Paralisação da coleta de lixo em Sarandi (PR) aponta falência do modelo neoliberal de gestão municipal
A categoria dos trabalhadores da coleta de lixo em Sarandi deliberou que, devido a empresa continuar a se recusar em apresentar proposta e negociar com a categoria, irão novamente paralisar os serviços na cidade a partir do dia 09/02 (segunda).

Trabalhadores da coleta de lixo paralisam o serviço, em Sarandi. Reprodução/Foto: Siemaco.
Por pão
No último dia 26 de janeiro (segunda), a Prefeitura de Sarandi foi surpreendida por uma paralisação de cerca de 25 funcionários terceirizados responsáveis pela coleta de lixo no município. Os trabalhadores reivindicam melhores condições de trabalho e salário. Os serviços foram retomados na terça-feira (27/01) após acordo com a empresa responsável, Costa Oeste Serviços LTDA, onde definiu-se um prazo de 72h para avanços nas reivindicações. Na sexta-feira (30/01) houve audiência de dissídio coletivo, onde o Sindicato dos Trabalhadores em Veículos Rodoviários de Maringá (Sinttromar) exigiu o início das negociações imediatamente, alertando da retomada da paralisação na próxima semana caso a empresa se recuse a discutir as pautas dos trabalhadores em luta.
Além da pauta salarial, os trabalhadores denunciam a falta de manutenção adequada dos caminhões de coleta, a falta dos equipamentos individuais de segurança (EPI), ausência de uniformes, falta de local para descanso e banheiro, ausência de desjejum, desconto em atestados médicos, falta de funcionários, banco de horas que não são utilizáveis, ausência de pagamento de insalubridade em alguns casos, falta de água potável no ambiente de trabalho, a impossibilidade de conferir os próprios holerites e até mesmo apontam relatos de perseguição praticada por superiores aos funcionários terceirizados. Um plano de saúde e bonificação de R$800,00 são outras das exigências da categoria.

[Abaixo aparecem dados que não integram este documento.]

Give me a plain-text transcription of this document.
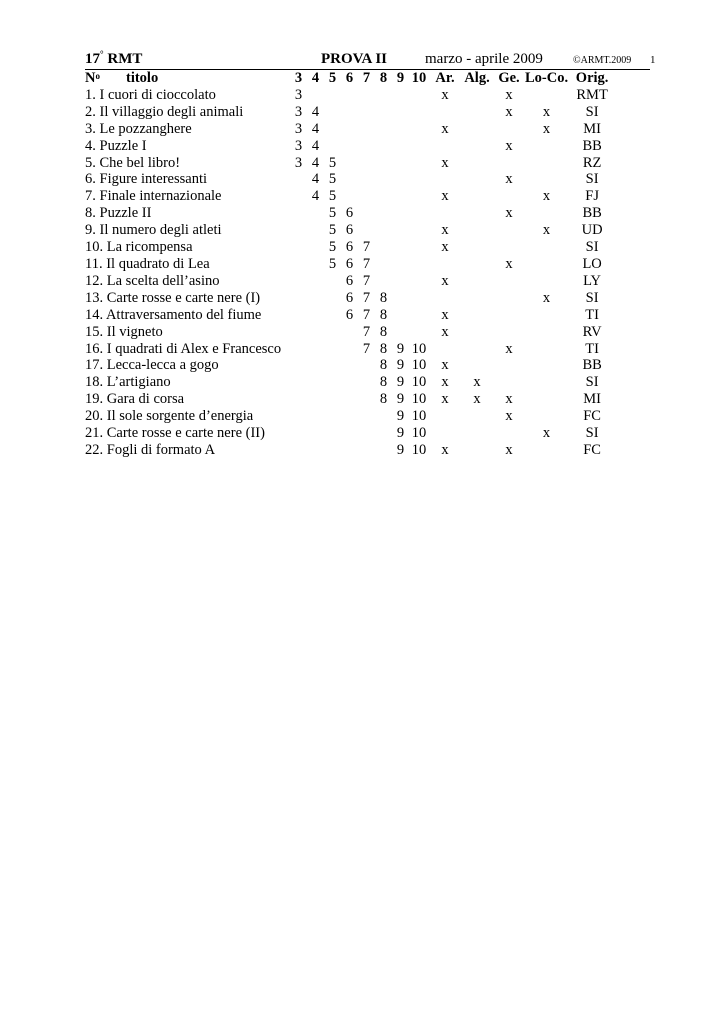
17° RMT	PROVA II	marzo - aprile 2009	©ARMT.2009 1
$N^o$ titolo	3	4	5	6	7	8	9	10	Ar.	Alg.	Ge.	Lo-Co.	Orig.
1. I cuori di cioccolato	3								x		x		RMT
2. Il villaggio degli animali	3	4									x	x	SI
3. Le pozzanghere	3	4							x			x	MI
4. Puzzle I	3	4									x		BB
5. Che bel libro!	3	4	5						x				RZ
6. Figure interessanti		4	5								x		SI
7. Finale internazionale		4	5						x			x	FJ
8. Puzzle II			5	6							x		BB
9. Il numero degli atleti			5	6					x			x	UD
10. La ricompensa			5	6	7				x				SI
11. Il quadrato di Lea			5	6	7						x		LO
12. La scelta dell’asino				6	7				x				LY
13. Carte rosse e carte nere (I)				6	7	8						x	SI
14. Attraversamento del fiume				6	7	8			x				TI
15. Il vigneto					7	8			x				RV
16. I quadrati di Alex e Francesco					7	8	9	10			x		TI
17. Lecca-lecca a gogo						8	9	10	x				BB
18. L’artigiano						8	9	10	x	x			SI
19. Gara di corsa						8	9	10	x	x	x		MI
20. Il sole sorgente d’energia							9	10			x		FC
21. Carte rosse e carte nere (II)							9	10				x	SI
22. Fogli di formato A							9	10	x		x		FC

A gestão municipal, liderada pelo prefeito Carlos De Paula (PSB), orgulha-se de “governar para o povo” mas em nota oficial aproveita para redirecionar as cobranças legítimas da população e dos trabalhadores para a empresa responsável e se exime da responsabilidade da adoção do modelo de terceirização de serviços essenciais - que, em todo Brasil, demonstra aprofundar a precarização, piorar qualidade dos serviços e aumentar seus custos.

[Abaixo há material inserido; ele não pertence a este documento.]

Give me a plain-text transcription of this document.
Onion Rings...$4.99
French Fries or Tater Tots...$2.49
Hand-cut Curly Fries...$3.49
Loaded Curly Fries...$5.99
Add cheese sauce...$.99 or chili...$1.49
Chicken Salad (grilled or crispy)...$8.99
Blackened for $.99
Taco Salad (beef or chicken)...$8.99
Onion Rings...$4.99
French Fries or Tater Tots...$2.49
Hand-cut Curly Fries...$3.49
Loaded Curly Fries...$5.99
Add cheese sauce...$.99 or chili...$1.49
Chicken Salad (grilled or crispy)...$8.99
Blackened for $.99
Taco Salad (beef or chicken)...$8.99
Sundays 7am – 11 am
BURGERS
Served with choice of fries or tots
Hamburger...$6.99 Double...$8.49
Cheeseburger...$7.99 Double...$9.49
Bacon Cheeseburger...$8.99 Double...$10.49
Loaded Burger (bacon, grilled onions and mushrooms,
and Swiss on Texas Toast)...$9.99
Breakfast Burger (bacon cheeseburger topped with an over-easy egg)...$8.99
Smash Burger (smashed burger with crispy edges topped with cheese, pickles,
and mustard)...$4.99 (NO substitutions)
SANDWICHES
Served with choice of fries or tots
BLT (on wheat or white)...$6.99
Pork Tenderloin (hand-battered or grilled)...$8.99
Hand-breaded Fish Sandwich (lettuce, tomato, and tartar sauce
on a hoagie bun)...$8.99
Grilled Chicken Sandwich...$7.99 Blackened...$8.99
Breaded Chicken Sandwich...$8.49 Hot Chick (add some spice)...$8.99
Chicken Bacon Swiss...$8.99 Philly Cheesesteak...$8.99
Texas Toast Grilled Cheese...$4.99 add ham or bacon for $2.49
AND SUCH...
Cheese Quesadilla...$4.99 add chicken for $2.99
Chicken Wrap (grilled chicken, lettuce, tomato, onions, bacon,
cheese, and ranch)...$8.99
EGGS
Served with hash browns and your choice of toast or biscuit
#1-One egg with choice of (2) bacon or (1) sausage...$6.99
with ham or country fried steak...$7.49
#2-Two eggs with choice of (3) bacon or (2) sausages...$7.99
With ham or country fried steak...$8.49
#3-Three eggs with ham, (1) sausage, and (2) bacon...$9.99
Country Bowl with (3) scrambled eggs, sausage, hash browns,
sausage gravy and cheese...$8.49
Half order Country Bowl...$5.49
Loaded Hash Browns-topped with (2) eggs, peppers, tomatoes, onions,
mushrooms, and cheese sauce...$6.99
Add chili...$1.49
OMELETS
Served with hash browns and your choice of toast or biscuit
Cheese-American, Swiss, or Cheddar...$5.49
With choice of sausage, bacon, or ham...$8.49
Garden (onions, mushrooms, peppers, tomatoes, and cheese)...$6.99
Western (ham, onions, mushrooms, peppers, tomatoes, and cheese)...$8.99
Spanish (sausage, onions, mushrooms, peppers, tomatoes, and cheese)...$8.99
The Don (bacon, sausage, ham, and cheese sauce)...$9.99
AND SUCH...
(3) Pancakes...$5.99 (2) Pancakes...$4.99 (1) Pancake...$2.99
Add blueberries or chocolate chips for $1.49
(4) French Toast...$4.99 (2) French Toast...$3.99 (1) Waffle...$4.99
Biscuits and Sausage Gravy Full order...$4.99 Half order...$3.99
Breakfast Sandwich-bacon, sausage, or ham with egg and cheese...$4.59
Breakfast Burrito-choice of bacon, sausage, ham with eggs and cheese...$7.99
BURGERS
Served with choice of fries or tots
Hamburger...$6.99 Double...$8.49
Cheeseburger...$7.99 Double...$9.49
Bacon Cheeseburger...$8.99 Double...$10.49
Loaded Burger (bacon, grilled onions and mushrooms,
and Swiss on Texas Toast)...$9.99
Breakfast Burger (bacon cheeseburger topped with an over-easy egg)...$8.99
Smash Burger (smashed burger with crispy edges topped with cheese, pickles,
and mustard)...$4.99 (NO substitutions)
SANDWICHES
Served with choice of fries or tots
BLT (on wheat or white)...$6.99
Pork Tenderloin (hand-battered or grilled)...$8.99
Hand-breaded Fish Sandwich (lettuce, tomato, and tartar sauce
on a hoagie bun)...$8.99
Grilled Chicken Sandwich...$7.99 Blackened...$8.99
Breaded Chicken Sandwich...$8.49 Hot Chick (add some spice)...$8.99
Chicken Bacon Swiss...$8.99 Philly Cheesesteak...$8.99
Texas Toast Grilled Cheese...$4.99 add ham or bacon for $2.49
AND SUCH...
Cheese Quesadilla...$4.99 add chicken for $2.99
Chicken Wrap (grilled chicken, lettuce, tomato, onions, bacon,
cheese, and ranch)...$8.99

A nota da prefeitura ressalta que a empresa já havia sido notificada por problemas no ano anterior e que não descarta o rompimento do contrato caso as irregularidades persistam. A empresa terceirizada venceu a licitação para a execução de serviços de coleta e transporte de resíduos sólidos domiciliares e comerciais em dezembro de 2024, no total de R$36.862.020,00 com vigência de cinco anos e possibilidade de prorrogação.

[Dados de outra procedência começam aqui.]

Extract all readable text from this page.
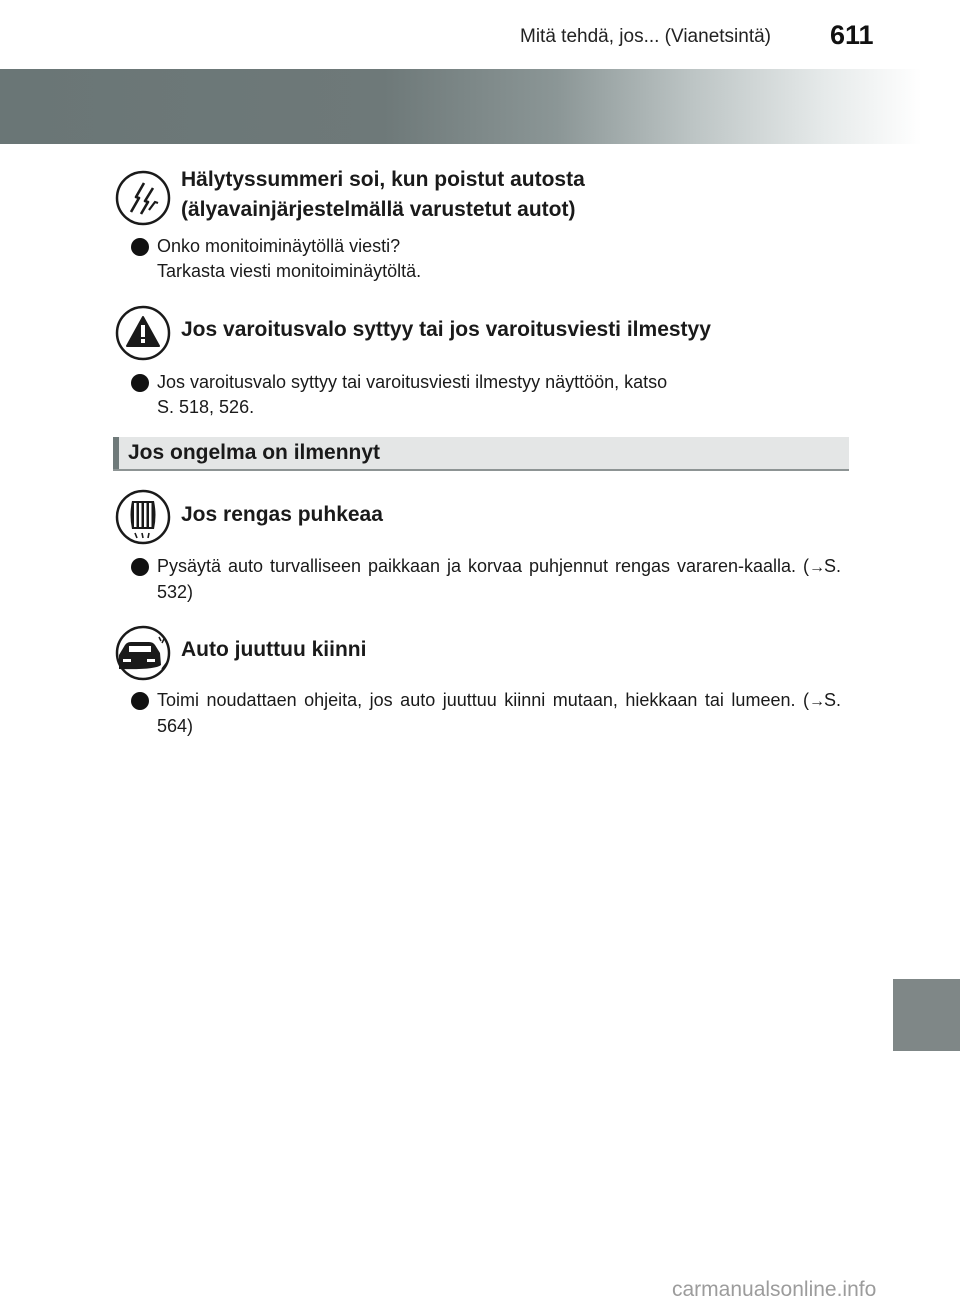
Mitä tehdä, jos... (Vianetsintä) 611
Hälytyssummeri soi, kun poistut autosta
(älyavainjärjestelmällä varustetut autot)

Onko monitoiminäytöllä viesti?

Tarkasta viesti monitoiminäytöltä.

Jos varoitusvalo syttyy tai jos varoitusviesti ilmestyy

Jos varoitusvalo syttyy tai varoitusviesti ilmestyy näyttöön, katso

S. 518, 526.

Jos ongelma on ilmennyt
Jos rengas puhkeaa

Pysäytä auto turvalliseen paikkaan ja korvaa puhjennut rengas vararen-kaalla. (→S. 532)

Auto juuttuu kiinni

Toimi noudattaen ohjeita, jos auto juuttuu kiinni mutaan, hiekkaan tai lumeen. (→S. 564)

carmanualsonline.info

Audiência de dissídio coletivo, com presença do Sinttromar, trabalhadores da coleta de lixo e representantes da empresa. Reprodução/Foto: Sinttromar.
Trabalhadores em luta
O Sinttromar oficializou o prefeito de Sarandi na última terça-feira (03/02), cobrando posicionamento sobre as condições de trabalho da categoria e suas reivindicações justas. Ademais, a direção do sindicato denuncia a ausência do prefeito na última reunião apontando que “demonstra total desinteresse em buscar uma solução para os problemas dos trabalhadores por meio do diálogo e da negociação”.
A categoria dos trabalhadores da coleta de lixo em Sarandi deliberou que, devido a empresa continuar a se recusar em apresentar proposta e negociar com a categoria, irão novamente paralisar os serviços na cidade a partir do dia 09/02 (segunda).
Mais uma vez a materialidade nos mostra que o caminho para garantir um serviço de boa qualidade, tanto para população consumidora quanto para os trabalhadores, não passa pela lógica neoliberal de desestatização, privatização e terceirização, mas sim pela garantia de um serviço público efetivo, com investimento adequado e dignidade no dia a dia de cada trabalhador que opera um serviço essencial à todo sarandiense.